One of the most important factors for the Australian dollar (Aud) is the level of interest rates set by the Australian Reserve Bank (RBA). Since Australia is a country rich in resources, another key factor is the price of its greatest export, iron mineral. The health of the Chinese economy, its largest trading partner, is a factor, as well as inflation in Australia, its growth rate and commercial balance. The feeling of the market, that is, if investors are committed to more risky assets (Risk-on) or seek safe shelters (Risk-Off), it is also a factor, being the positive risk-on for the AUD.


The Australian Reserve Bank (RBA) influences the Australian dollar (AUD) by setting the level of interest rates that Australian banks can lend to each other. This influences the level of the interest rates of the economy as a whole. The main objective of the RBA is to maintain a stable inflation rate of 2% -3% by adjusting the interest rates or the low. Relatively high interest rates compared to other large central banks support the AU, and the opposite for the relatively low. The RBA can also use relaxation and quantitative hardening to influence credit conditions, being the first refusal for the AU and the second positive for the AUD.


China is Australia’s largest commercial partner, so the health of the Chinese economy greatly influences the value of the Australian dollar (Aud). When the Chinese economy goes well, it buys more raw materials, goods and services in Australia, which increases the demand of the AU and makes its value upload. The opposite occurs when the Chinese economy does not grow as fast as expected. Therefore, positive or negative surprises in Chinese growth data usually have a direct impact on the Australian dollar.


Iron mineral is the largest export in Australia, with 118,000 million dollars a year according to data from 2021, China being its main destination. The price of iron ore, therefore, can be a driver of the Australian dollar. Usually, if the price of iron ore rises, the Aud also does, since the aggregate demand of the currency increases. The opposite occurs when the price of low iron ore. The highest prices of the iron mineral also tend to lead to a greater probability of a positive commercial balance for Australia, which is also positive for the AUD.
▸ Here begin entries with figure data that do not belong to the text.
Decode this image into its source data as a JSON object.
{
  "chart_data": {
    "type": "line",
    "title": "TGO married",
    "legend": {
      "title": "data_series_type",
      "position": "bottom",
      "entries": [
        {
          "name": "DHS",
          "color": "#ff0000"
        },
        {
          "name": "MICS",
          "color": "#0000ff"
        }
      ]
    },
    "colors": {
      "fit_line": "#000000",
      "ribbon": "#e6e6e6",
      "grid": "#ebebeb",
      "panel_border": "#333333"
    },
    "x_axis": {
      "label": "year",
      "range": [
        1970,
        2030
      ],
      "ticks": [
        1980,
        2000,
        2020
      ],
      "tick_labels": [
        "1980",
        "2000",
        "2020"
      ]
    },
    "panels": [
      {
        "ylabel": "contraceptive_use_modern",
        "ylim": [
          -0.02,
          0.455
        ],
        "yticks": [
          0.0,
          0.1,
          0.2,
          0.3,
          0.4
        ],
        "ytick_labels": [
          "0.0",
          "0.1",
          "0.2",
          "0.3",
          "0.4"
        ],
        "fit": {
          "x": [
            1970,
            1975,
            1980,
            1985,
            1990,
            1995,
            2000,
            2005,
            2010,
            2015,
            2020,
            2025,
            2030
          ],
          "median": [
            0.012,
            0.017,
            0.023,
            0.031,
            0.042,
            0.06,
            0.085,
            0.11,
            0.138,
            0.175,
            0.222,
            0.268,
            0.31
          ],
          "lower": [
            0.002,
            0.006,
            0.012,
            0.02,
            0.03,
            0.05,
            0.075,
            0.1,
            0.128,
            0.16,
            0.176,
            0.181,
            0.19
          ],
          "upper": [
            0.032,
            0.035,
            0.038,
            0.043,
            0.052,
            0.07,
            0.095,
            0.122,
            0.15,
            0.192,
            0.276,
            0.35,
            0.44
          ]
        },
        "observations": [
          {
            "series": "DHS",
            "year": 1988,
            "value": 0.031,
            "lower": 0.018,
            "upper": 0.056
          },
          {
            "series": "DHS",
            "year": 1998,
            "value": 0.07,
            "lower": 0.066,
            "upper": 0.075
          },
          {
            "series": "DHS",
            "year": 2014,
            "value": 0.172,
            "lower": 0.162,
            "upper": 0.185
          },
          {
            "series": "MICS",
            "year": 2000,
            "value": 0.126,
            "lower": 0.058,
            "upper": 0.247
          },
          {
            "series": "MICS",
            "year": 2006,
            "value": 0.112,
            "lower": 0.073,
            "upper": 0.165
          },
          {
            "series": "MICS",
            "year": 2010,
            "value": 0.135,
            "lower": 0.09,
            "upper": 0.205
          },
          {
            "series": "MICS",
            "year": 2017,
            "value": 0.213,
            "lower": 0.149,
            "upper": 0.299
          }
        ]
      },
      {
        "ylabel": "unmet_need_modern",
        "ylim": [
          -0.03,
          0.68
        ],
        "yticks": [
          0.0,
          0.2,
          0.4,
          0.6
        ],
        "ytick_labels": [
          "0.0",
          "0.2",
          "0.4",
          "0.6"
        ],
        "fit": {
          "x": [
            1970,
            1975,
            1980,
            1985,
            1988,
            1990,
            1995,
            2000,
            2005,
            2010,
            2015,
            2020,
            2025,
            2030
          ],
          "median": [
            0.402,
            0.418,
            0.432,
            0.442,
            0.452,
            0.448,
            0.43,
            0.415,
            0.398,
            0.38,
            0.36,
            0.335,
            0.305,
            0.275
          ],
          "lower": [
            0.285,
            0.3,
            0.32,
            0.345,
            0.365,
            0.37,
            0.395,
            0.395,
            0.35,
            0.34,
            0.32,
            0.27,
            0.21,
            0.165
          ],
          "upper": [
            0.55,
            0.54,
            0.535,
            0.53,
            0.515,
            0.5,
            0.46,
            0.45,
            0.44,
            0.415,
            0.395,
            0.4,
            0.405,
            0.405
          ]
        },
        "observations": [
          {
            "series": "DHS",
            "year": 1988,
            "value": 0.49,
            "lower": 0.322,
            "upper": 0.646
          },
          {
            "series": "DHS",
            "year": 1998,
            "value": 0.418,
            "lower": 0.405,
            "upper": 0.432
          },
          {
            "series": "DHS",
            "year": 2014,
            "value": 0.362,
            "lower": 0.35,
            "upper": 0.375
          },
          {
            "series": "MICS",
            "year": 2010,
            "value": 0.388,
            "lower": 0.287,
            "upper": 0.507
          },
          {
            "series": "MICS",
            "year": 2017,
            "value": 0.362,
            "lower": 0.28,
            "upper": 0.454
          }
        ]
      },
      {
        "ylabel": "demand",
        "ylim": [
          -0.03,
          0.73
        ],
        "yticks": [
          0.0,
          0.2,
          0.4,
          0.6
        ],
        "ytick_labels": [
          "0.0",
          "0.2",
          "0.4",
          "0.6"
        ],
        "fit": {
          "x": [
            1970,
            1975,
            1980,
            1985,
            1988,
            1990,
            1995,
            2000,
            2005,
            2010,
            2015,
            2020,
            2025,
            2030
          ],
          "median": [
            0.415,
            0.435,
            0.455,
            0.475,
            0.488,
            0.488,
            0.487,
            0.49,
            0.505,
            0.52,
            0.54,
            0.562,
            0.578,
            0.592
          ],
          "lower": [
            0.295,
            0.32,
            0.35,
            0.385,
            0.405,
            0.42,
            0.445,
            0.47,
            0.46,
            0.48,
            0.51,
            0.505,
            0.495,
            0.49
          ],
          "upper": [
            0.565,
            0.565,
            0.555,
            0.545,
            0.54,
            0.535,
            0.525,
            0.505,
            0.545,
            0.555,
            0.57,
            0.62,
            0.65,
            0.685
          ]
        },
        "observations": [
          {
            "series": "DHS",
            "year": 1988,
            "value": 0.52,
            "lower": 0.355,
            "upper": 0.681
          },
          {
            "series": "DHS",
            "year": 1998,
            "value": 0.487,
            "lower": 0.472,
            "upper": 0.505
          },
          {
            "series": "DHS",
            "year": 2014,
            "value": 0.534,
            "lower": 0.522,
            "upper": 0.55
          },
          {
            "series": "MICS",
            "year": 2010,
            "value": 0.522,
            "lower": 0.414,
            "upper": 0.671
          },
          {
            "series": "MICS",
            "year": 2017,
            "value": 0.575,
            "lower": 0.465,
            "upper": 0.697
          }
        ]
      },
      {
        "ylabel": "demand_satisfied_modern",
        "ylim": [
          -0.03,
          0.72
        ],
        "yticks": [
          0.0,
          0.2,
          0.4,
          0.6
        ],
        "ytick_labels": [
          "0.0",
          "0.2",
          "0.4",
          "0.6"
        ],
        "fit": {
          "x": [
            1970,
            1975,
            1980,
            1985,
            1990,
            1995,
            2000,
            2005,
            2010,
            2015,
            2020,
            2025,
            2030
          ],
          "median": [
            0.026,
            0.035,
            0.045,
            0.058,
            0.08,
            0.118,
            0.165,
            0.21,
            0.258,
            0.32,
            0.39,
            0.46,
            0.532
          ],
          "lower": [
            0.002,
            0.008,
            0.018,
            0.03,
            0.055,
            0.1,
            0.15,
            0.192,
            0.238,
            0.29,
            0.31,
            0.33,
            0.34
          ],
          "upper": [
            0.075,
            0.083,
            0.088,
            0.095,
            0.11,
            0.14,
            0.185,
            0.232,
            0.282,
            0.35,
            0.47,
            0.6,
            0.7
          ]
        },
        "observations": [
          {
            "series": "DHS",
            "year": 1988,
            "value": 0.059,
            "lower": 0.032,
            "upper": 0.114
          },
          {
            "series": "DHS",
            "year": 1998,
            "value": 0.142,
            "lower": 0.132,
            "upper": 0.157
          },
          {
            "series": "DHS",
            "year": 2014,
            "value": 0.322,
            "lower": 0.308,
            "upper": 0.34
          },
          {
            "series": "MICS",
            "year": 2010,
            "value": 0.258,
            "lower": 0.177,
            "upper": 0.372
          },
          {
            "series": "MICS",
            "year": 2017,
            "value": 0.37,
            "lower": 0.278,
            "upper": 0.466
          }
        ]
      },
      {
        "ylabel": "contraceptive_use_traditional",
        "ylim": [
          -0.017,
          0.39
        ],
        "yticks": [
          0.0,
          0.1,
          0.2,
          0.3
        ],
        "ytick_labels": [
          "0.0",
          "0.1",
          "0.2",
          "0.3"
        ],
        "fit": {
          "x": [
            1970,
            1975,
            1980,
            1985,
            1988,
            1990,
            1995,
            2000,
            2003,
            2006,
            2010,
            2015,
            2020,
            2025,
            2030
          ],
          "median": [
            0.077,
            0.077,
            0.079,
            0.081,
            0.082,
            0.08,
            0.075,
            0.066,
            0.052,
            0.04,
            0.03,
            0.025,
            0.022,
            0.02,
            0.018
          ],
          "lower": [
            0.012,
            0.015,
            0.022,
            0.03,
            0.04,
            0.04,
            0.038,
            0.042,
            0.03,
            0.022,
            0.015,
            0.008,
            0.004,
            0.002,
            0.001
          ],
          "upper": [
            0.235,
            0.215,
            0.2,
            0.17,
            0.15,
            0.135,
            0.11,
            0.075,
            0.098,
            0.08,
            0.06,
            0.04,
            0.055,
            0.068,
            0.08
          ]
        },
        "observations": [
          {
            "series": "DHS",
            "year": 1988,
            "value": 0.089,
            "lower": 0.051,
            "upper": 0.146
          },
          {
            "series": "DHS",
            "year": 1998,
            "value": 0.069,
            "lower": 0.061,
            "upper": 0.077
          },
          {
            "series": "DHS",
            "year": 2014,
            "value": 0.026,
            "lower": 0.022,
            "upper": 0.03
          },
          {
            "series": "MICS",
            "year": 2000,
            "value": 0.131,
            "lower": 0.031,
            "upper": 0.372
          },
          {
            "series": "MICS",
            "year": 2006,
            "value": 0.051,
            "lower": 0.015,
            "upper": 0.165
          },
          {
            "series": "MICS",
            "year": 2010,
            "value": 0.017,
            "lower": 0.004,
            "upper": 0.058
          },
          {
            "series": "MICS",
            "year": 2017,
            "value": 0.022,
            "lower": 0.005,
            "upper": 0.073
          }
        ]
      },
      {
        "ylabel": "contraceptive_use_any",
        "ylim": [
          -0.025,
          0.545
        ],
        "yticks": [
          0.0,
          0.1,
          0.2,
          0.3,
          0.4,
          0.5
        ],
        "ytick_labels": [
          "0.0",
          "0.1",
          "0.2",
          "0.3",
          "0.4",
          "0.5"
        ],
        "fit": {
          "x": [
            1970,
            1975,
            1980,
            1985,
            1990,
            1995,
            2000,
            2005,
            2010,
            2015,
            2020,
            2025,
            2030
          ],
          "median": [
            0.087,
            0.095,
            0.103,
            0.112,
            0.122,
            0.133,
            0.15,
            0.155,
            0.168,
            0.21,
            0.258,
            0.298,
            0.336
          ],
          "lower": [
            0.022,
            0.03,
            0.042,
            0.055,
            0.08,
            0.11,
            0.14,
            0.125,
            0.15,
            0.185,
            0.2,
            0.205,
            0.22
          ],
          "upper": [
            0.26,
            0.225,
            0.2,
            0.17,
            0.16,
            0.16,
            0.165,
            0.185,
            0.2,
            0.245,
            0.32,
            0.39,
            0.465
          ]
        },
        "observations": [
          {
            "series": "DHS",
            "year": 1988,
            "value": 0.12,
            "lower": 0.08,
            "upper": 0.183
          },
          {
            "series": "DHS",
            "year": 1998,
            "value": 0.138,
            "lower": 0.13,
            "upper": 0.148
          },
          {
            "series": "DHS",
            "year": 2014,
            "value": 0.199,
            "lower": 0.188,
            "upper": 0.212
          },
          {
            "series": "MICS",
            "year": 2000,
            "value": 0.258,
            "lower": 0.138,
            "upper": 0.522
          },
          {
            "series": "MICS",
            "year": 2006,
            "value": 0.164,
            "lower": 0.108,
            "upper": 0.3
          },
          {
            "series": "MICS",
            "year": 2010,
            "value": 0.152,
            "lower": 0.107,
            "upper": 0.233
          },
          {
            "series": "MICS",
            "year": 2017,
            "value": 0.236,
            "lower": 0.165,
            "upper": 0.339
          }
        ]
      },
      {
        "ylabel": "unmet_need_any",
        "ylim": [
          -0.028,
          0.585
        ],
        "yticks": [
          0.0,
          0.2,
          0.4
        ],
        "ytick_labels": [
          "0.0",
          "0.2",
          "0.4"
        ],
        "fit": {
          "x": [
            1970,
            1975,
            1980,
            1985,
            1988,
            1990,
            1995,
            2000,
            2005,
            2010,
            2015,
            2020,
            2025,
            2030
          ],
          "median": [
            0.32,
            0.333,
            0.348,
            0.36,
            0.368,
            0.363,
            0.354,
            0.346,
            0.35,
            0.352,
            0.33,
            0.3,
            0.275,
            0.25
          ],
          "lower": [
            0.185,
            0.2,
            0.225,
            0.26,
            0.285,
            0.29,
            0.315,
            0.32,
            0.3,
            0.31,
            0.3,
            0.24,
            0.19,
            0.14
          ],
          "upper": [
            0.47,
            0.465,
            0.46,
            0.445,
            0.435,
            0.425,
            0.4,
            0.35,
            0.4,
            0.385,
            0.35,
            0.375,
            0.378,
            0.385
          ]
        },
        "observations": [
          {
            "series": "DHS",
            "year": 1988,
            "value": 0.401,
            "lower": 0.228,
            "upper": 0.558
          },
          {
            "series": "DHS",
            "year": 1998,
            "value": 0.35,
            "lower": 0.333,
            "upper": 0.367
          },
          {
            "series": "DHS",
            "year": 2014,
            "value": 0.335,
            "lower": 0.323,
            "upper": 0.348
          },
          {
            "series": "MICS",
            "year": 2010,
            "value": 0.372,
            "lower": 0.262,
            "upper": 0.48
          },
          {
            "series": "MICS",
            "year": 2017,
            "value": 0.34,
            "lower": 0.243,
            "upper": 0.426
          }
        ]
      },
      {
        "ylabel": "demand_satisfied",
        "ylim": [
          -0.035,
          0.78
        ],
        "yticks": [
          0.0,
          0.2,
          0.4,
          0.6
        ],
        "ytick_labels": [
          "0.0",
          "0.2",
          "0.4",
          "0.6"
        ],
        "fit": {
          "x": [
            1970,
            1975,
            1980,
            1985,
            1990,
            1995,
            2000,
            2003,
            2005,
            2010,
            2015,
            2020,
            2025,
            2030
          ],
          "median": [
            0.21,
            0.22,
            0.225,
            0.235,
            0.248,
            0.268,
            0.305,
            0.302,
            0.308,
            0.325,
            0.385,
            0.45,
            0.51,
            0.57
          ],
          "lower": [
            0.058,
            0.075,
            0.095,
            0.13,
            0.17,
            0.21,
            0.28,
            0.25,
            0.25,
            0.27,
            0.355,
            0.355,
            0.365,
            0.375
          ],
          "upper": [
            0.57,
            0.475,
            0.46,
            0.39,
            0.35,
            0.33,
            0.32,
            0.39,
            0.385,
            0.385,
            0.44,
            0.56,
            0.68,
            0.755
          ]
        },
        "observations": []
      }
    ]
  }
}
The commercial balance, which is the difference between what a country earns with its exports and what it pays for its imports, is another factor that can influence the value of the Australian dollar. If Australia produces highly requested exports, its currency will gain value exclusively for the excess demand created by foreign buyers who wish to acquire their exports to what you spend on buying imports. Therefore, a positive net trade balance strengthens the AUD, with the opposite effect if the commercial balance is negative.